Si bien el papel de la prensa escrita, la que se vende en los quioscos –cada día que pasa, menos-, resulta ya anecdótico, quedan las televisiones locales para dirigir el voto de los espectadores desde esos púlpitos que predican la fe en los hombres y las mujeres del Partido Popular. Pero les resultará complicado explicar, verbigracia, por qué el sector remolachero se desmorona, por qué se ha obstaculizado, perseguido y ninguneado a Vicente Merino y su Biorrefinería Multifuncional en Barcial del Barco; por qué el sector primario en nuestra provincia cada vez tiene menos peso; por qué, salvo las excepciones de los bodegueros de Toro y la emblemática firma Moralejo, las materias primas que nacen y se producen en Zamora, se exportan, en bruto, a otras ciudades y provincias; por qué las comarcas zamoranas se han convertido en desiertos demográficos, por qué Zamora lidera todas las clasificaciones vergonzantes: menor actividad económica de España, más envejecida, más de un 50% de jóvenes sin trabajo, despoblación galopante, ni una sola inversión en la provincia y en la capital de alguna empresa que cree cientos de puestos de trabajo, mientras en provincias como Valladolid y Burgos firmas poderosas deciden instalarse y dar labor a cientos y miles de personas.

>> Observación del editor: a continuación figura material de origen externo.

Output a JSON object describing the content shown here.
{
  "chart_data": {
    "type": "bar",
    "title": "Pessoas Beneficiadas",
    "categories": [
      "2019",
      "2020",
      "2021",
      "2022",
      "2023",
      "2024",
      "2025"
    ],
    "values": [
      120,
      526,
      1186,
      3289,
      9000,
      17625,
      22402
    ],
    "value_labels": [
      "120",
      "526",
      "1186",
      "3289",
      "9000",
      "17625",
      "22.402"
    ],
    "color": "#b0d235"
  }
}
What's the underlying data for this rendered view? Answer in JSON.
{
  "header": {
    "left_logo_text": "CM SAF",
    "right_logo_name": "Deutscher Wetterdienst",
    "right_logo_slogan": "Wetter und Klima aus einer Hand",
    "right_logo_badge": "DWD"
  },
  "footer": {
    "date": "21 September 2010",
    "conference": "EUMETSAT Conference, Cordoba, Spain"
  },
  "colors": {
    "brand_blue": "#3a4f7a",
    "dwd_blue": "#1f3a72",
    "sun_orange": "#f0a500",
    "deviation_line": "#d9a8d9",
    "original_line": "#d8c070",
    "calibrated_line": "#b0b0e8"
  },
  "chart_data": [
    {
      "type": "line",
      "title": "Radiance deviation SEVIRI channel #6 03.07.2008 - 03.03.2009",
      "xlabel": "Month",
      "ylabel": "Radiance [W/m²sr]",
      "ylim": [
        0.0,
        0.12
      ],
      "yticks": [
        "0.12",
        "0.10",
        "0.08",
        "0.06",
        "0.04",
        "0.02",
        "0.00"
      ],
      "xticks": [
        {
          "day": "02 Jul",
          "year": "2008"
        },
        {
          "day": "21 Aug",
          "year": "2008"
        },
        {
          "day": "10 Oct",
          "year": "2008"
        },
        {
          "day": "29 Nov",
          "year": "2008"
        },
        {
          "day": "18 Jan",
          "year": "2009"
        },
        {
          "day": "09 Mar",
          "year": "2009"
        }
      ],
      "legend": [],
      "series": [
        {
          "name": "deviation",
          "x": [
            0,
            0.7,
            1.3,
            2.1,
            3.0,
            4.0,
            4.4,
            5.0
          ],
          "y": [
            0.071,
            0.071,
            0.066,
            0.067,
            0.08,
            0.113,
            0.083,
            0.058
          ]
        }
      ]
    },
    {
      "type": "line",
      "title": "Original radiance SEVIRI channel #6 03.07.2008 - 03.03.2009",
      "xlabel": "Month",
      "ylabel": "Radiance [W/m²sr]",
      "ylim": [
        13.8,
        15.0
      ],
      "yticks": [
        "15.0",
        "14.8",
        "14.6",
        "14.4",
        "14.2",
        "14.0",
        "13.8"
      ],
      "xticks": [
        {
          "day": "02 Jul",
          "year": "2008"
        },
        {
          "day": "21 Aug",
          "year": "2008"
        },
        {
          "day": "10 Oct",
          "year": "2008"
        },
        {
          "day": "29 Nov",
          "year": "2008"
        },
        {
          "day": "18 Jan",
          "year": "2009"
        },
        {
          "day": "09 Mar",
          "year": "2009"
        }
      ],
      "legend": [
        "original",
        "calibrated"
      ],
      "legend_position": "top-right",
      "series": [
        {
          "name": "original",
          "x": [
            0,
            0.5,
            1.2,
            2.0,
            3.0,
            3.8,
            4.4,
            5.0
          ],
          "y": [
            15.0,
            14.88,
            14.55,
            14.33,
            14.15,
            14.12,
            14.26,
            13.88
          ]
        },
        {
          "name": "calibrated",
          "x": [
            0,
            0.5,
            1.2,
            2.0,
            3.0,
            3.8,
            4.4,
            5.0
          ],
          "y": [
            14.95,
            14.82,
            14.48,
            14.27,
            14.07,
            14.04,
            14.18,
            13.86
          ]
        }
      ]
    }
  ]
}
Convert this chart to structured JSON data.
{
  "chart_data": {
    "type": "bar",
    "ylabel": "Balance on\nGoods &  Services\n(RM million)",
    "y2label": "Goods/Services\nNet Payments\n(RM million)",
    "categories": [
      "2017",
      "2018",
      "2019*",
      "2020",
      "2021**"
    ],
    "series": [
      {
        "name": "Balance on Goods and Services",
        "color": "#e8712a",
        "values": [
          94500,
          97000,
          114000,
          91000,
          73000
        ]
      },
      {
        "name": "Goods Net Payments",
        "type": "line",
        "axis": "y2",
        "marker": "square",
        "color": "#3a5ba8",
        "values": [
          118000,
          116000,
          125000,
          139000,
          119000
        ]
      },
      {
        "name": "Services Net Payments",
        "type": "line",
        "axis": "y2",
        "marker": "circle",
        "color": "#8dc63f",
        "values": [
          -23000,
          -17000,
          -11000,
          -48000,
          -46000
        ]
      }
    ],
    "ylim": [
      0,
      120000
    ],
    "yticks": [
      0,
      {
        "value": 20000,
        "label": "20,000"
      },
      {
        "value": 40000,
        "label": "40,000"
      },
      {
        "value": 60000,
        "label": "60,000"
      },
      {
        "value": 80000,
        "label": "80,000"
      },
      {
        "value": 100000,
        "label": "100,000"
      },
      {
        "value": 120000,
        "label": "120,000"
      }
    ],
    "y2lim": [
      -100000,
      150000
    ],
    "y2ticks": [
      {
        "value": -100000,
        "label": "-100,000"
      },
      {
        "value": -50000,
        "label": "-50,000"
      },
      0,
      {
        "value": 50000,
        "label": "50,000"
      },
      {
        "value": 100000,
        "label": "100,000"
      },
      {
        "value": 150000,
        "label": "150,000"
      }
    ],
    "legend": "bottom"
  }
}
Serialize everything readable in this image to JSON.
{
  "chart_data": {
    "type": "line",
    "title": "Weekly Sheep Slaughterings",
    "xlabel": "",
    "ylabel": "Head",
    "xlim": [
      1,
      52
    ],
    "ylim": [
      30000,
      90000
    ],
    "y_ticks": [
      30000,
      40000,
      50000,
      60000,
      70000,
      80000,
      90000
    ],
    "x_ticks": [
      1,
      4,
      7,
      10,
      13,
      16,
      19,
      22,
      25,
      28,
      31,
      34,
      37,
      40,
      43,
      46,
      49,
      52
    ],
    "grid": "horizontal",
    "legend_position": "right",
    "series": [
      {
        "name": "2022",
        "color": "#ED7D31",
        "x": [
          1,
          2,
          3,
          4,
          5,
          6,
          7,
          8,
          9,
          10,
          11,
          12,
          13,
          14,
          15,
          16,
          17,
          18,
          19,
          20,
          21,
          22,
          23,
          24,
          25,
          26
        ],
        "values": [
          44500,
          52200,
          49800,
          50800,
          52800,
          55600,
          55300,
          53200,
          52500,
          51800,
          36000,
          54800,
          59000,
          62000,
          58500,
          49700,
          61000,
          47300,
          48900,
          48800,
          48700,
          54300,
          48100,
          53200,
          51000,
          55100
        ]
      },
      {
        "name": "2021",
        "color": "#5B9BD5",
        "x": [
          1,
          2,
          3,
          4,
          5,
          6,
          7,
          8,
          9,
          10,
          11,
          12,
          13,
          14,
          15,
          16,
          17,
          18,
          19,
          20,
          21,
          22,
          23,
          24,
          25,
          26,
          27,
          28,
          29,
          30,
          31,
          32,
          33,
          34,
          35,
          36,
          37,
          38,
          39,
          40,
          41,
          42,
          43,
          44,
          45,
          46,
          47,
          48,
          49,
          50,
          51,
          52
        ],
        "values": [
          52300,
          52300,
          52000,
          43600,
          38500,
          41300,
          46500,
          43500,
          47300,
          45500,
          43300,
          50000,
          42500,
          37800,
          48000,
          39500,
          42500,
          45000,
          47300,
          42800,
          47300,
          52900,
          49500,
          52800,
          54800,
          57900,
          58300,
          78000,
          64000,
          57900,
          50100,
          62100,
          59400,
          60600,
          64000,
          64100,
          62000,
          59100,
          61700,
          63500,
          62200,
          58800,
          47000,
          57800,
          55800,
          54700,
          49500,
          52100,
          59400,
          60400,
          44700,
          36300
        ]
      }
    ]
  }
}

¿Preguntas sin respuesta? Piensa mal y acertarás, dice un dicho popular. Y yo pienso muy mal, soy un tipejo muy retorcido. Y me da por reflexionar sobre los acontecimientos que se vienen sucediendo en nuestra geografía desde hace décadas. Y he llegado a la conclusión que nuestra geografía se reserva para cementerio de residuos radiactivos y para experimentos atmosféricos. Cuantos menos zamoranos haya en esta tierra y, además, más ancianitos, mejor para disponer, verbigracia, Sayago, para enterrar esos materiales que nadie quiere para sí. Por otra parte, Terra SOStenible ya ha venido denunciando lo que ciertos aviones realizan en nuestros cielos hace mucho tiempo.

 

Zamora no existe ni para los políticos regionales, ni tampoco para los nacionales, ya PP, ahora PSOE, ni, por supuesto, para el gran capital español y extranjero. Somos carne de cañón para la única industria que ofrece beneficios al norte y al sur del Duero: residencias de mayores. Punto. Hay algunos políticos han invertido en ese negocio, el único con futuro en la domesticada Zamora.

 

Y para lograrlo, el PP sigue siendo la formación más preparada. Y el PSOE zamorano tampoco parece muy decidido a plantar cara a sus superiores, aunque las decisiones de sus jefes sigan olvidando a Zamora. La prensa ya se encargará de que todo funcione. Gato negro o gato blanco, lo importante es que cace ratones. Lo dijo el dirigente chino Deng Xiaoping, en el año 1962, y los herederos de Mao saben bien cómo convertir al pueblo en rebaño de ovejitas luceras.